12. Digital Marketing Will Increase in Importance
Consumers also are moving online in response to the coronavirus, propelling digital marketing trends that were already gaining speed before the outbreak. At the end of 2019, research provider Zenith was projecting that U.S. Internet ad spending would increase 12.4%, compared with 6.5% for overall ad spending, according to data cited in an annual roundup by marketing news service AdAge.
The coronavirus outbreak initially cut into all forms of marketing expenditures, causing 70% of buyers to pause planned purchases, according to the Interactive Advertising Bureau, an advertising business organization. However, the long-term effect of COVID-19 will be to encourage companies to shift their marketing efforts towards digital customers.
Global mobile ad spending soared 71% in the second quarter of the year compared to last year, according to a quarterly index report from advertising software provider PubMatic.

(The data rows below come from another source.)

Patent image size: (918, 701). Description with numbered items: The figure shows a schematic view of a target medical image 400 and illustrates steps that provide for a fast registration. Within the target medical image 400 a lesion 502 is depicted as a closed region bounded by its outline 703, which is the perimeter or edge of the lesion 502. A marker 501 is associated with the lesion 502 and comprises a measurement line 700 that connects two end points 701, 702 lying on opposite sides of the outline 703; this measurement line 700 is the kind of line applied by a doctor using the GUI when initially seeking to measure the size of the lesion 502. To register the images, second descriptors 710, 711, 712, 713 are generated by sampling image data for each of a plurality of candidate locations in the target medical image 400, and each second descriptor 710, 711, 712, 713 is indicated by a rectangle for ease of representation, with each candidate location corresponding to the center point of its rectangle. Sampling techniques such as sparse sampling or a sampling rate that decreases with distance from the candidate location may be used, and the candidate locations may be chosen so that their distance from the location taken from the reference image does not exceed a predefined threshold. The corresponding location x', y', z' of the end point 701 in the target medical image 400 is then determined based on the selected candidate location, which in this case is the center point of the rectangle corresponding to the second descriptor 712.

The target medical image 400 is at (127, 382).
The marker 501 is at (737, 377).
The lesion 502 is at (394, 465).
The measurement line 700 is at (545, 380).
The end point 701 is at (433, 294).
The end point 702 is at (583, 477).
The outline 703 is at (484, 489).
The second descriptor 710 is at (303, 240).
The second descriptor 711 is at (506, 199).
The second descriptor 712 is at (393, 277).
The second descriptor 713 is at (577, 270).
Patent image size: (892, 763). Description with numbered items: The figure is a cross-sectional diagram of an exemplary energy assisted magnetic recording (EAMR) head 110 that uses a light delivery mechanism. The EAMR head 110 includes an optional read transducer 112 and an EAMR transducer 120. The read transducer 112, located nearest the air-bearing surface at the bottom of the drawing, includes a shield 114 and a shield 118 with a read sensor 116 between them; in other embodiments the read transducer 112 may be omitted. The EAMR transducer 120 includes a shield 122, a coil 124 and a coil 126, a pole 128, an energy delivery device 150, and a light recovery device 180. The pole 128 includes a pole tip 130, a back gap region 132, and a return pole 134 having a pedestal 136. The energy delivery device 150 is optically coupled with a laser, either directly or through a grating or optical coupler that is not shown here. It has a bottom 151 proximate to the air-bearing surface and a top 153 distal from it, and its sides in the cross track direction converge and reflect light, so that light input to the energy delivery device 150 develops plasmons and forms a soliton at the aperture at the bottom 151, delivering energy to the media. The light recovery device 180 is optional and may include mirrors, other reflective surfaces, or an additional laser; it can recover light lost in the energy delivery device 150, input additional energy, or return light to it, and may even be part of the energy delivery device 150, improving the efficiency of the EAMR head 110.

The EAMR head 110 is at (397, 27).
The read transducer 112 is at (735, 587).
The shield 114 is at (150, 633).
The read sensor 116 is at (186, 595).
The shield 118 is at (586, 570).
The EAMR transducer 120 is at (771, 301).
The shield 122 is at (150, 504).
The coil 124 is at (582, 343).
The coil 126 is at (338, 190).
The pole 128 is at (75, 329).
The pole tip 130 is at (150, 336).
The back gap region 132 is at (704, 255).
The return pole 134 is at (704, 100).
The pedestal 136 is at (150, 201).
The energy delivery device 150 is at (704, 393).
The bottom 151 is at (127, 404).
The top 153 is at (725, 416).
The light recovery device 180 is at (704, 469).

Mobile video, hit hard in the first quarter, reached 116% of pre-pandemic levels in the second quarter.
These trends illustrate the growing importance of digital marketing in a socially distant marketplace.
Prepare for the New Normal
While no predictions are certain, having an informed sense of what to expect in the wake of the coronavirus gives you an opportunity to do your best to prepare for coming changes. Review your business model in light of the projections outlined here, and identify where you might make adjustments to improve your outlook. If your projections indicate that you’ll need financing, consider looking into resources such as small business loans, lines of credit or merchant cash advances.